Guide

D.C. Prior Authorization Law

3/5-day and 24-hour PA deadlines, deemed approval, SUD protections, and electronic PA requirements.

8 min read

What is prior authorization?

Prior authorization (PA) means the carrier must approve certain care before it happens. A PA denial is different from a claim denial after care was provided.

Overview for any state: Prior authorizations. This page is District of Columbia–only.

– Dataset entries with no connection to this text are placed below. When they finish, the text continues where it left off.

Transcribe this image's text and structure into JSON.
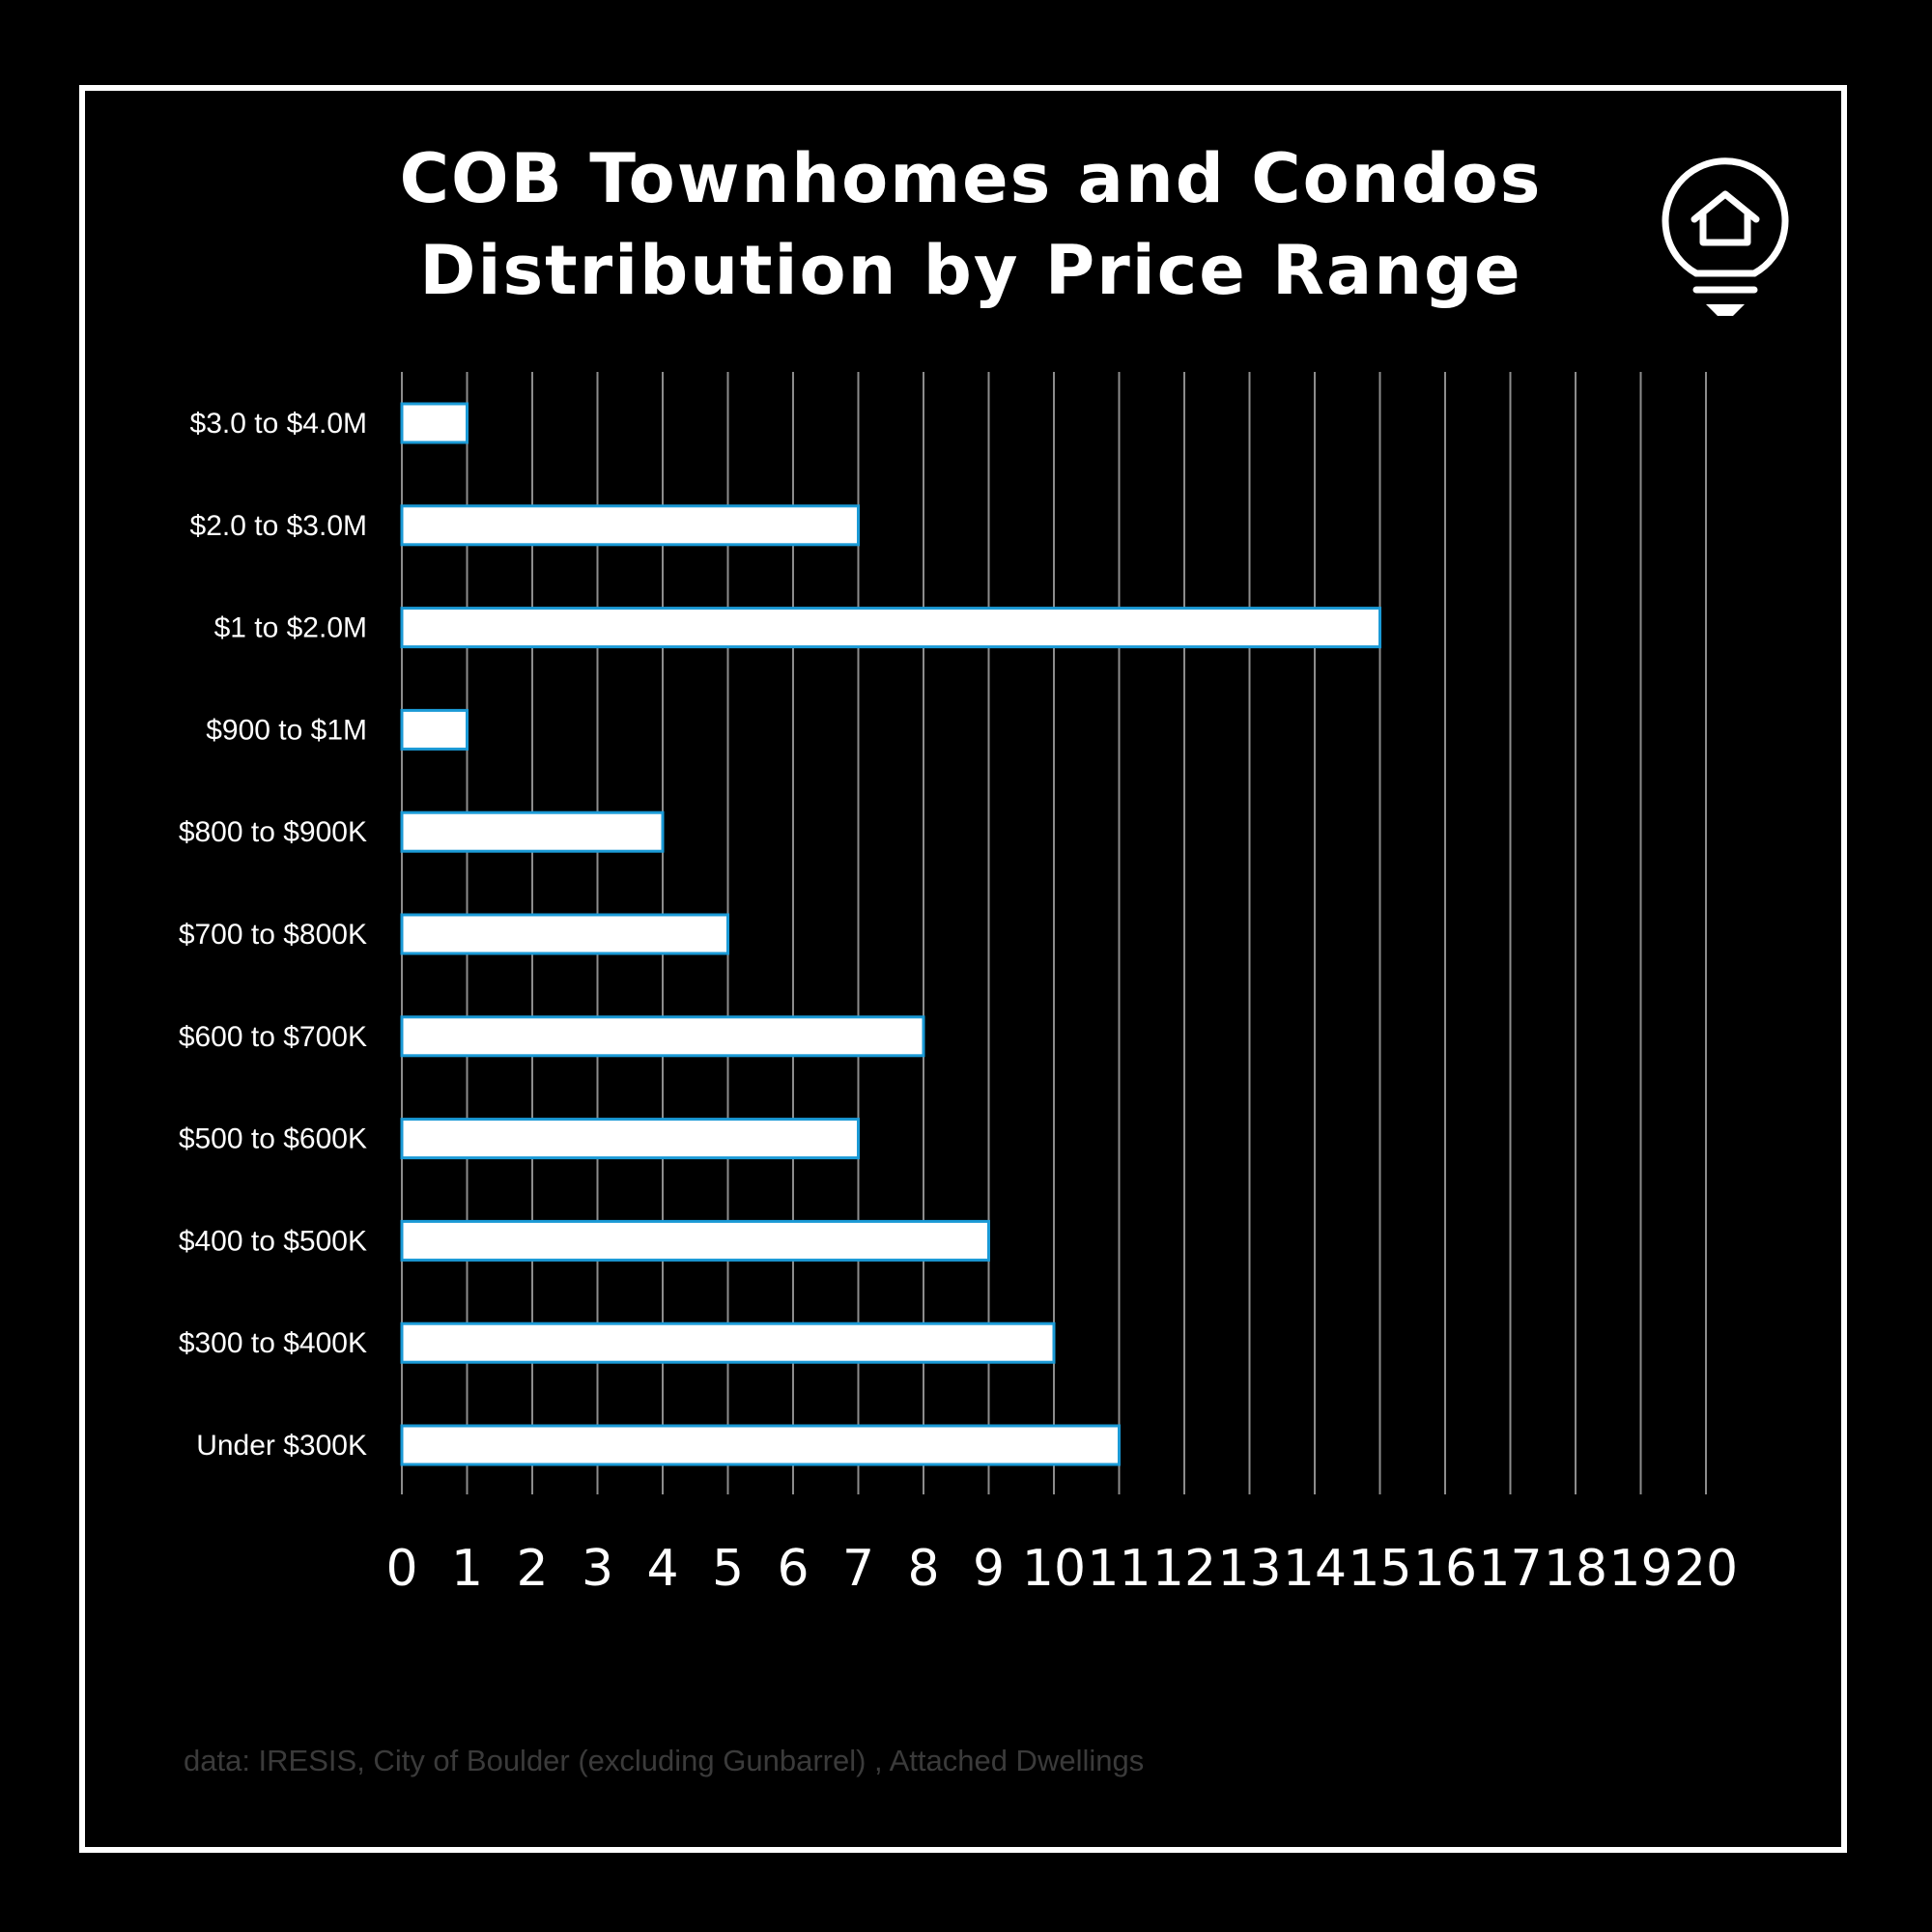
{
  "chart_data": {
    "type": "bar",
    "orientation": "horizontal",
    "title": "COB Townhomes and Condos Distribution by Price Range",
    "title_lines": [
      "COB Townhomes and Condos",
      "Distribution by Price Range"
    ],
    "categories": [
      "$3.0 to $4.0M",
      "$2.0 to $3.0M",
      "$1 to $2.0M",
      "$900 to $1M",
      "$800 to $900K",
      "$700 to $800K",
      "$600 to $700K",
      "$500 to $600K",
      "$400 to $500K",
      "$300 to $400K",
      "Under $300K"
    ],
    "values": [
      1,
      7,
      15,
      1,
      4,
      5,
      8,
      7,
      9,
      10,
      11
    ],
    "xlim": [
      0,
      20
    ],
    "x_ticks": [
      0,
      1,
      2,
      3,
      4,
      5,
      6,
      7,
      8,
      9,
      10,
      11,
      12,
      13,
      14,
      15,
      16,
      17,
      18,
      19,
      20
    ],
    "xlabel": "",
    "ylabel": "",
    "grid": "vertical",
    "legend": "none",
    "source_note": "data: IRESIS, City of Boulder (excluding Gunbarrel) , Attached Dwellings"
  },
  "colors": {
    "background": "#000000",
    "bar_fill": "#ffffff",
    "bar_outline": "#1b9ad6",
    "gridline": "#8c8c8c",
    "text": "#ffffff",
    "source_text": "#3b3b3b"
  },
  "icons": {
    "logo": "lightbulb-house-icon"
  }
}
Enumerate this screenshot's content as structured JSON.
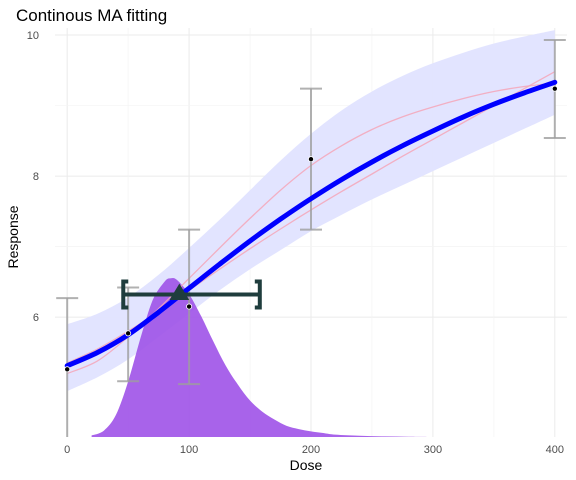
{
  "chart_data": {
    "type": "line",
    "title": "Continous MA fitting",
    "xlabel": "Dose",
    "ylabel": "Response",
    "xlim": [
      -10,
      410
    ],
    "ylim": [
      4.3,
      10.1
    ],
    "x_ticks": [
      0,
      100,
      200,
      300,
      400
    ],
    "y_ticks": [
      6,
      8,
      10
    ],
    "grid": true,
    "observed": [
      {
        "dose": 0,
        "mean": 5.26,
        "lower": 4.3,
        "upper": 6.27
      },
      {
        "dose": 50,
        "mean": 5.77,
        "lower": 5.09,
        "upper": 6.42
      },
      {
        "dose": 100,
        "mean": 6.15,
        "lower": 5.05,
        "upper": 7.24
      },
      {
        "dose": 200,
        "mean": 8.24,
        "lower": 7.24,
        "upper": 9.24
      },
      {
        "dose": 400,
        "mean": 9.24,
        "lower": 8.54,
        "upper": 9.93
      }
    ],
    "model_average": {
      "x": [
        0,
        25,
        50,
        75,
        100,
        125,
        150,
        175,
        200,
        225,
        250,
        275,
        300,
        325,
        350,
        375,
        400
      ],
      "y": [
        5.31,
        5.5,
        5.75,
        6.07,
        6.41,
        6.75,
        7.08,
        7.39,
        7.68,
        7.95,
        8.2,
        8.43,
        8.64,
        8.84,
        9.02,
        9.18,
        9.33
      ],
      "color": "#0000ff"
    },
    "credible_band": {
      "x": [
        0,
        25,
        50,
        75,
        100,
        125,
        150,
        175,
        200,
        225,
        250,
        275,
        300,
        325,
        350,
        375,
        400
      ],
      "lower": [
        4.95,
        5.15,
        5.4,
        5.72,
        6.05,
        6.38,
        6.68,
        6.95,
        7.22,
        7.45,
        7.67,
        7.87,
        8.07,
        8.27,
        8.47,
        8.67,
        8.87
      ],
      "upper": [
        5.9,
        6.05,
        6.28,
        6.6,
        6.98,
        7.38,
        7.8,
        8.22,
        8.6,
        8.93,
        9.2,
        9.42,
        9.6,
        9.75,
        9.88,
        9.98,
        10.07
      ],
      "color": "#e0e3ff"
    },
    "individual_models": [
      {
        "x": [
          0,
          25,
          50,
          75,
          100,
          125,
          150,
          175,
          200,
          225,
          250,
          275,
          300,
          325,
          350,
          375,
          400
        ],
        "y": [
          5.2,
          5.38,
          5.72,
          6.12,
          6.55,
          6.98,
          7.4,
          7.8,
          8.15,
          8.43,
          8.66,
          8.84,
          8.98,
          9.1,
          9.2,
          9.27,
          9.32
        ],
        "color": "#f4a6b8"
      },
      {
        "x": [
          0,
          25,
          50,
          75,
          100,
          125,
          150,
          175,
          200,
          225,
          250,
          275,
          300,
          325,
          350,
          375,
          400
        ],
        "y": [
          5.35,
          5.55,
          5.8,
          6.08,
          6.38,
          6.68,
          6.97,
          7.25,
          7.52,
          7.78,
          8.03,
          8.28,
          8.52,
          8.76,
          9.0,
          9.24,
          9.48
        ],
        "color": "#f4a6b8"
      }
    ],
    "bmd_density": {
      "x": [
        20,
        30,
        40,
        50,
        60,
        70,
        80,
        85,
        90,
        100,
        110,
        120,
        130,
        140,
        150,
        160,
        170,
        180,
        190,
        200,
        210,
        220,
        240,
        260,
        280,
        300
      ],
      "density": [
        0.01,
        0.04,
        0.14,
        0.35,
        0.62,
        0.86,
        0.98,
        1.0,
        0.99,
        0.9,
        0.76,
        0.6,
        0.45,
        0.33,
        0.23,
        0.16,
        0.11,
        0.07,
        0.05,
        0.035,
        0.025,
        0.015,
        0.008,
        0.004,
        0.002,
        0.0
      ],
      "peak_response": 6.55,
      "color": "#9f52e8"
    },
    "bmd_interval": {
      "bmd": 92,
      "bmdl": 46,
      "bmdu": 158,
      "response": 6.32,
      "color": "#1f3d3d"
    }
  }
}
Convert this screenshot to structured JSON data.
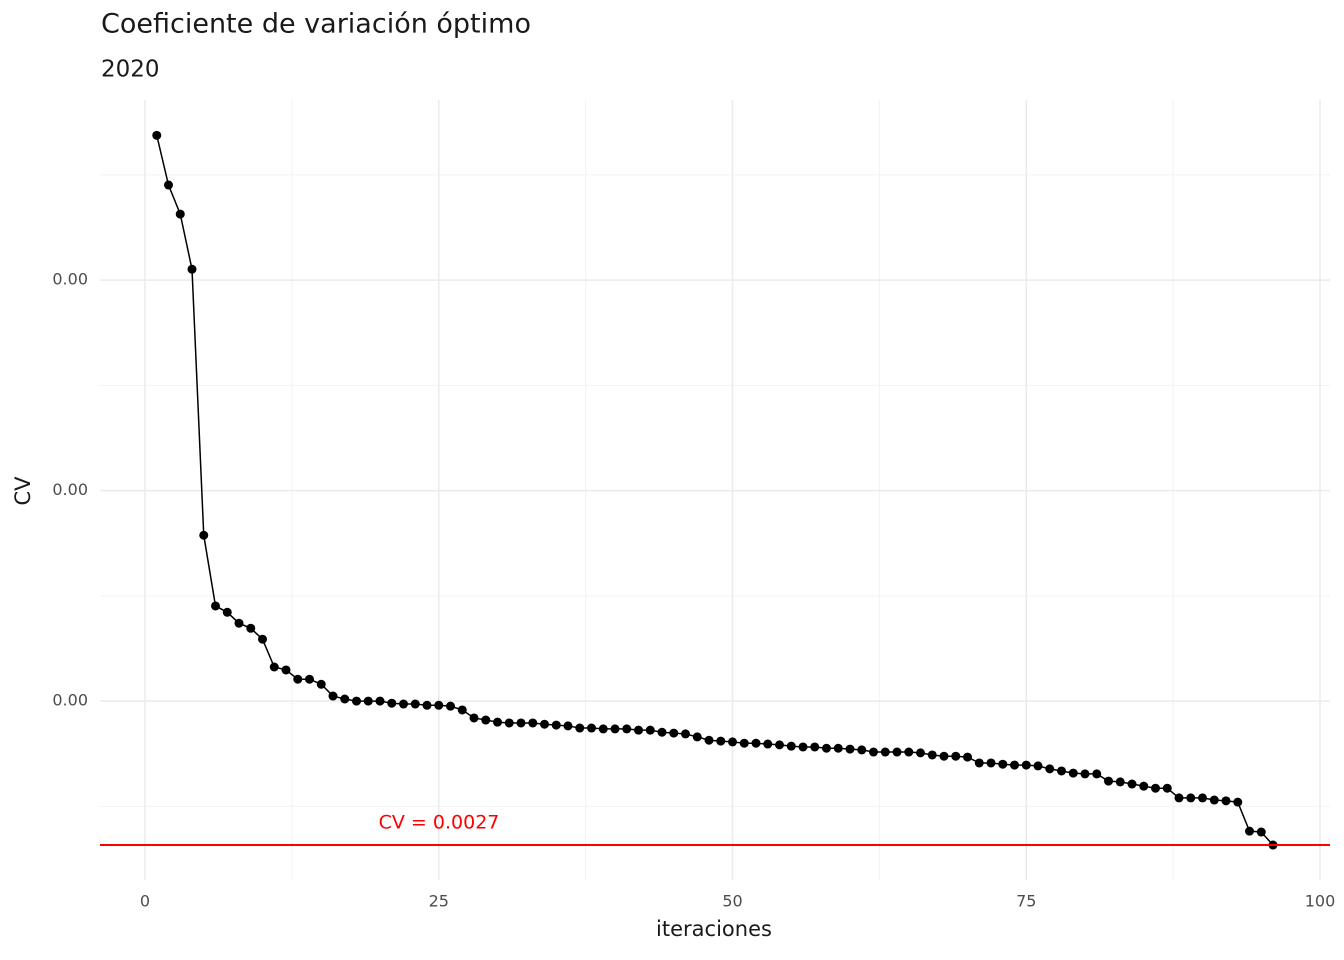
{
  "chart_data": {
    "type": "line",
    "title": "Coeficiente de variación óptimo",
    "subtitle": "2020",
    "xlabel": "iteraciones",
    "ylabel": "CV",
    "x": [
      1,
      2,
      3,
      4,
      5,
      6,
      7,
      8,
      9,
      10,
      11,
      12,
      13,
      14,
      15,
      16,
      17,
      18,
      19,
      20,
      21,
      22,
      23,
      24,
      25,
      26,
      27,
      28,
      29,
      30,
      31,
      32,
      33,
      34,
      35,
      36,
      37,
      38,
      39,
      40,
      41,
      42,
      43,
      44,
      45,
      46,
      47,
      48,
      49,
      50,
      51,
      52,
      53,
      54,
      55,
      56,
      57,
      58,
      59,
      60,
      61,
      62,
      63,
      64,
      65,
      66,
      67,
      68,
      69,
      70,
      71,
      72,
      73,
      74,
      75,
      76,
      77,
      78,
      79,
      80,
      81,
      82,
      83,
      84,
      85,
      86,
      87,
      88,
      89,
      90,
      91,
      92,
      93,
      94,
      95,
      96
    ],
    "series": [
      {
        "name": "CV",
        "color": "#000000",
        "values": [
          0.004344,
          0.004226,
          0.004157,
          0.004026,
          0.003394,
          0.003226,
          0.003211,
          0.003185,
          0.003173,
          0.003147,
          0.003081,
          0.003074,
          0.003052,
          0.003052,
          0.00304,
          0.003012,
          0.003005,
          0.003,
          0.003,
          0.003,
          0.002995,
          0.002993,
          0.002993,
          0.00299,
          0.00299,
          0.002988,
          0.002979,
          0.00296,
          0.002955,
          0.00295,
          0.002948,
          0.002948,
          0.002948,
          0.002945,
          0.002943,
          0.002941,
          0.002936,
          0.002936,
          0.002934,
          0.002934,
          0.002934,
          0.002931,
          0.002931,
          0.002926,
          0.002924,
          0.002922,
          0.002915,
          0.002907,
          0.002905,
          0.002903,
          0.0029,
          0.0029,
          0.002898,
          0.002896,
          0.002893,
          0.002891,
          0.002891,
          0.002888,
          0.002888,
          0.002886,
          0.002884,
          0.002879,
          0.002879,
          0.002879,
          0.002879,
          0.002877,
          0.002872,
          0.002869,
          0.002869,
          0.002867,
          0.002853,
          0.002853,
          0.00285,
          0.002848,
          0.002848,
          0.002846,
          0.002839,
          0.002834,
          0.002829,
          0.002827,
          0.002827,
          0.00281,
          0.002808,
          0.002803,
          0.002798,
          0.002793,
          0.002793,
          0.00277,
          0.00277,
          0.00277,
          0.002765,
          0.002763,
          0.00276,
          0.002691,
          0.002689,
          0.002658
        ]
      }
    ],
    "hline": {
      "value": 0.002658,
      "label": "CV = 0.0027",
      "color": "#ff0000"
    },
    "xlim": [
      -3.83,
      100.85
    ],
    "ylim": [
      0.002575,
      0.004428
    ],
    "xticks": [
      0,
      25,
      50,
      75,
      100
    ],
    "yticks": [
      {
        "value": 0.003,
        "label": "0.00"
      },
      {
        "value": 0.0035,
        "label": "0.00"
      },
      {
        "value": 0.004,
        "label": "0.00"
      }
    ],
    "grid": true
  }
}
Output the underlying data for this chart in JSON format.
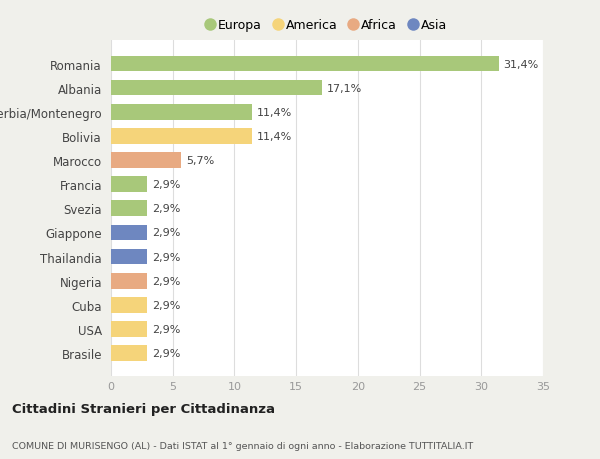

Confirm plan type: District of Columbia: Start Here.

D.C. PA deadlines

The Prior Authorization Reform Amendment Act of 2023 (D.C. Law 25-100), codified at D.C. Code Title 31, Chapter 38F (§§ 31-3875.01–31-3875.10), sets timelines for utilization review entities on D.C.-regulated plans.

Non-urgent services

  • Electronic submission: notice within 3 business days of a complete request
  • Mail, telephone, or fax: within 5 business days

Urgent services

  • Urgent PA: within 24 hours of receiving needed information
  • Long-term services and supports (Medicaid): often up to 30 days under D.C. rules

If the plan misses deadlines

Failure to meet required notice timeframes can result in the request being deemed approved (§ 31-3875.08). Document when the request was submitted and every carrier response.

Other protections

  • PA generally cannot be required solely on cost (with limited Medicaid exceptions)
  • No PA for emergency care or pre-hospital transport under Chapter 38F
  • Substance-use disorder medications: separate protections under D.C. mental health parity laws (Title 7, Ch. 12)
  • Electronic PA via NCPDP SCRIPT standard required for utilization review entities

Where to look up PA rules

Match tools to the exact plan on the ID card. Major DC Health Link carriers:

D.C. Medicaid & Alliance

Medicaid and Alliance PA follow DHCF and MCO rules—not commercial Chapter 38F alone. Service denials: MCO grievance, then fair hearing—see DHCF — grievances/appeals.

If PA is denied

  1. Get the adverse determination in writing with clinical reasons and appeal instructions.
  2. Ask the treating clinician for records and a medical-necessity letter.
  3. Request an internal appeal within 180 days D.C. internal appeals.
  4. If care cannot wait, request expedited review (24-hour decision window for urgent appeals).

Building a strong appeal packet has a checklist.

Urgent care

Use the 24-hour PA rule for urgent requests. For urgent denials, internal appeals must be concluded within 24 hours of notification (§ 44-301.06(f)). You may be able to go straight to external review—see D.C. external review.